وَأَشْهَدُ أَنْ لَا إِلَهَ إِلَّا اللَّهُ وَحْدَهُ لَا شَرِيكَ لَهُ، يَسْتُرُ عَلَى عِبَادِهِ الْمُسْلِمِينَ، وَيُدْخِلُهُمْ جَنَّاتِ النَّعِيمِ، وَأَشْهَدُ أَنَّ سَيِّدَنَا وَنَبِيَّنَا مُحَمَّدًا عَبْدُ اللَّهِ وَرَسُولُهُ، أَعْظَمُ النَّاسِ حَيَاءً، وَأَكْثَرُهُمْ سَتْرًا، 

فَاللَّهُمَّ صَلِّ وَسَلِّمْ وَبَارِكْ عَلَى سَيِّدِنَا وَنَبِيِّنَا مُحَمَّدٍ، وَعَلَى آلِهِ وَأَصْحَابِهِ أَجْمَعِينَ، وَعَلَى مَنْ تَبِعَهُمْ بِإِحْسَانٍ إِلَى يَوْمِ الدِّينِ.

أُوصِيكُمْ عِبَادَ اللَّهِ وَنَفْسِي بِتَقْوَى اللَّهِ، قَالَ جَلَّ فِي عُلَاهُ:

 (وَاتَّقُوا يَوْمًا تُرْجَعُونَ فِيهِ إِلَى اللَّهِ ثُمَّ تُوَفَّى كُلُّ نَفْسٍ مَا كَسَبَتْ وَهُمْ لَا يُظْلَمُونَ)( ).

Kaum Mukminin yang Mulia...

Nabi SAW bersabda :

إِنَّ اللَّهَ عَزَّ وَجَلَّ حَلِيمٌ حَيِيٌّ سِتِّيرٌ، يُحِبُّ الْحَيَاءَ وَالسَّتْرَ

“Sesungguhnya Allah Azza wa Jalla Maha Pemurah , Maha Pemalu lagi Maha Menutupi, Dia mencintai (sifat) malu dan menutupi (aib/aurat)” (Abu Daud 4012 dan Ahmad 17970). 

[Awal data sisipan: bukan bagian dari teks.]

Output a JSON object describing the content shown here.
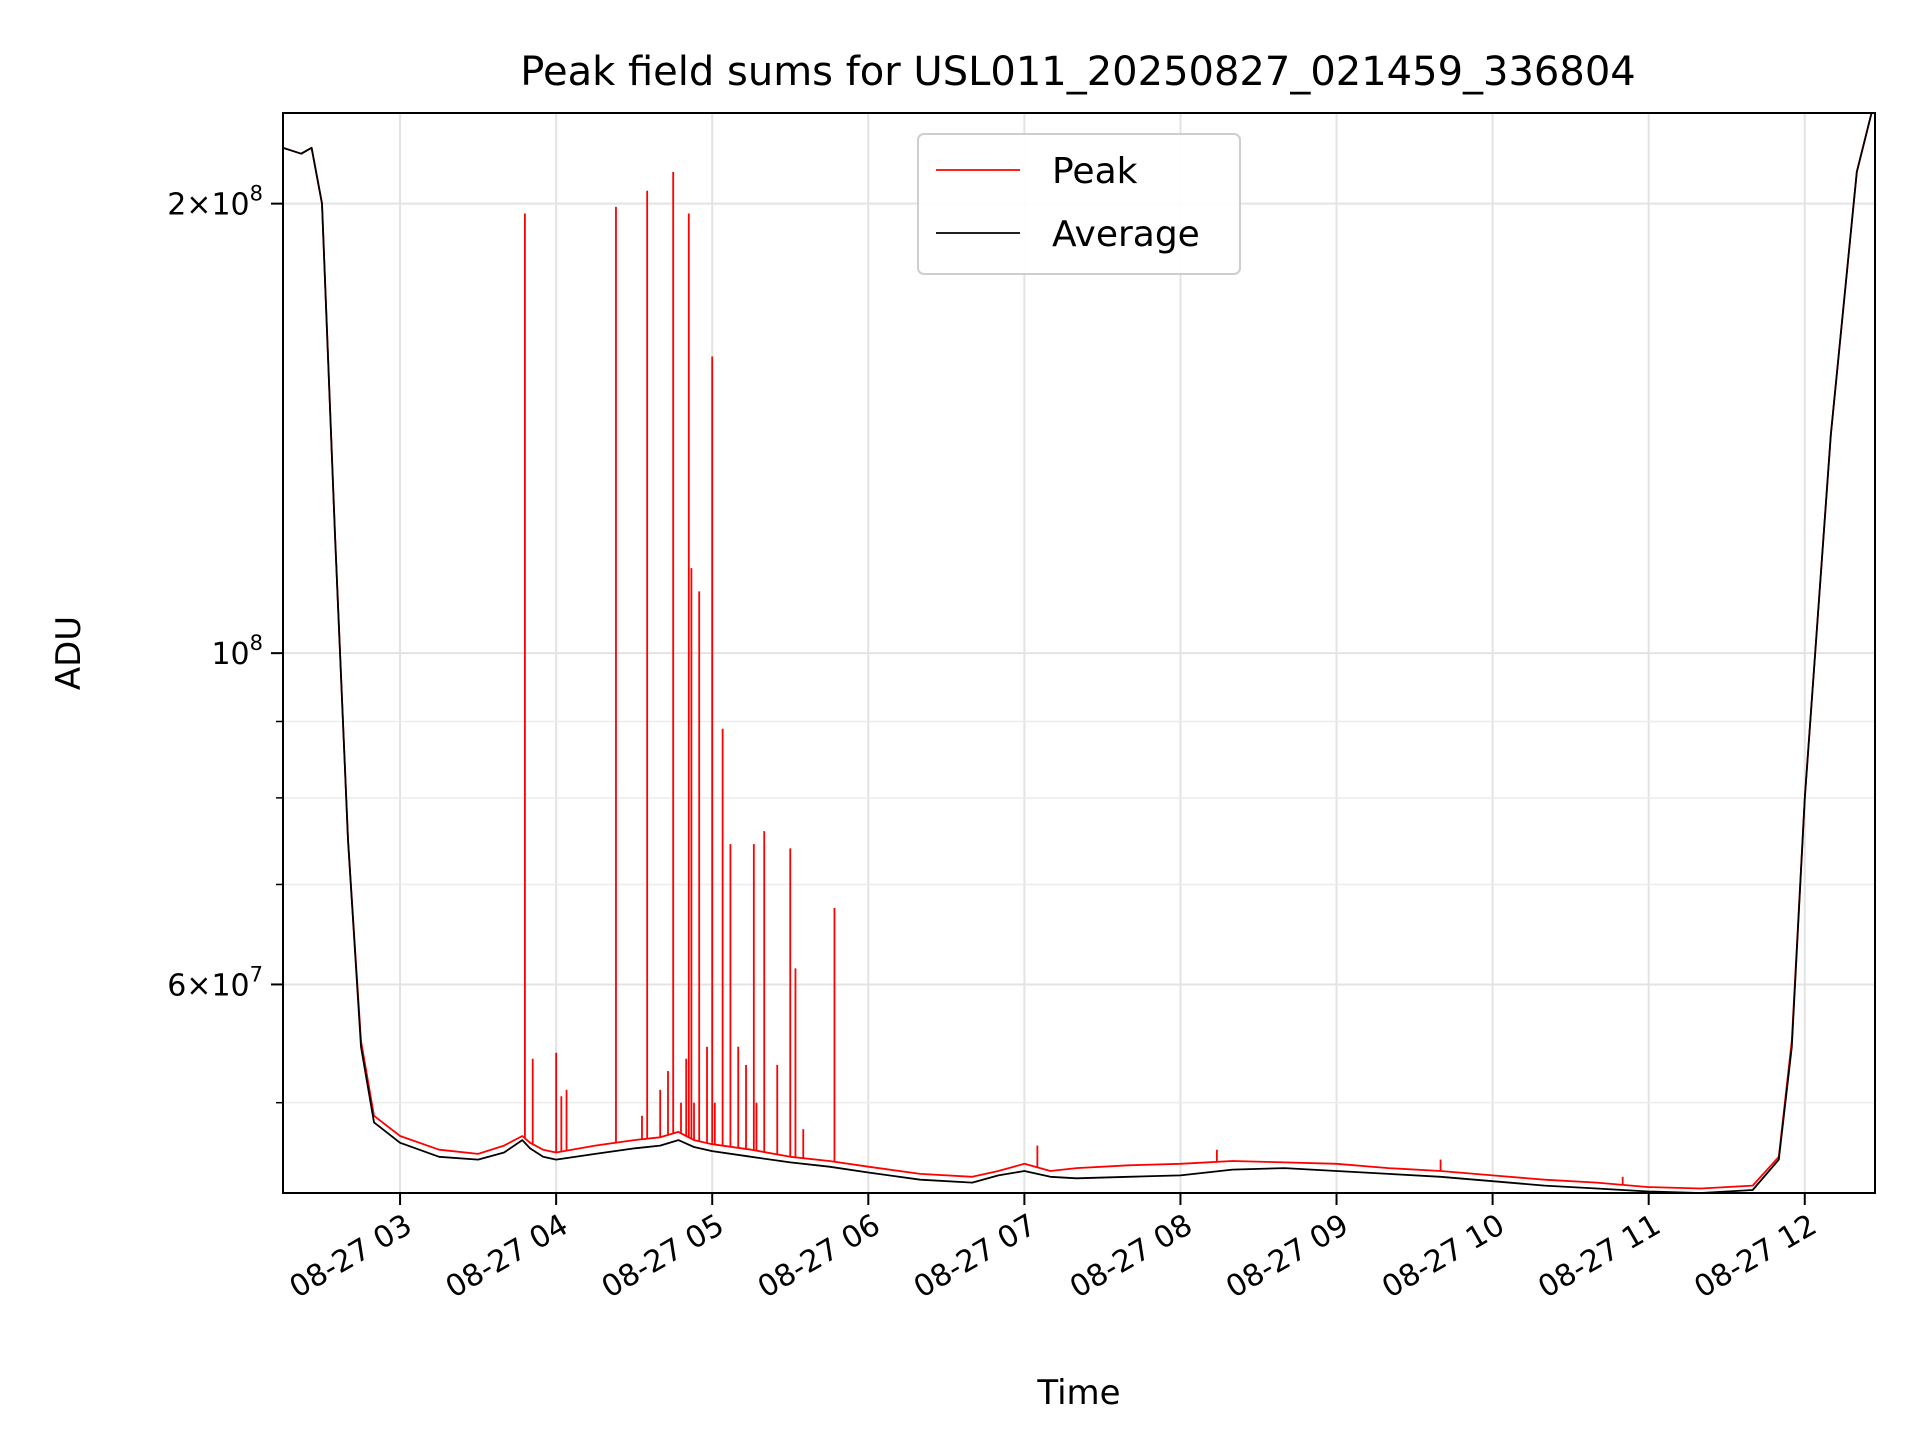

Rasa malu dan menutupi aib merupakan dua sifat yang tak terpisahkan, keduanya termasuk salah satu sifat Tuhan kita Yang Maha Pengasih, Dia Yang Maha Tinggi malu bila menolak orang yang berdoa kepada-Nya dan mengecewakan orang yang berharap kepada-Nya” (At Tirmidzi 3556), atau membuka tabir hamba-Nya, karena Dia Yang Maha Tinggi menutupi aib hamba-hamba-Nya di dunia sebagai bentuk kasih sayang dan penghargaan, dan menutupi mereka di hari kiamat, sebagai bentuk keutamaan dan anugerah pada mereka, Rasulullah Saw bersabda :

يَدْنُو أَحَدُكُمْ مِنْ رَبِّهِ حَتَّى يَضَعَ كَنَفَهُ عَلَيْهِ -أَيْ: سِتْرَهُ- فَيَقُولُ: أَعَمِلْتَ كَذَا وَكَذَا؟ فَيَقُولُ: نَعَمْ. وَيَقُولُ: عَمِلْتَ كَذَا وَكَذَا؟ فَيَقُولُ: نَعَمْ. فَيُقَرِّرُهُ ثُمَّ يَقُولُ: إِنِّي سَتَرْتُ عَلَيْكَ فِي الدُّنْيَا، وَأَنَا أَغْفِرُهَا لَكَ الْيَوْمَ

“Salah satu dari kalian mendekat pada Tuhannya, kemudian Dia meletakkan padanya naungan –penutup-Nya- seraya berfirman : "Apakah kamu telah berbuat ini dan itu ?" Ia menjawab : "Ya, benar Ya Allah." Dia berfirman : "Apakah kamu telah berbuat ini dan itu ?" Ia menjawab : "Ya, benar ya Allah." Dia pun mengulang-ngulang pertanyaannya kemudian berfirman : "Sesungguhnya Aku telah menutupimu di dunia dan hari ini pun Aku yang mengampuninya bagimu” (Muttafaq ‘Alaih, lafal hadits Bukhari).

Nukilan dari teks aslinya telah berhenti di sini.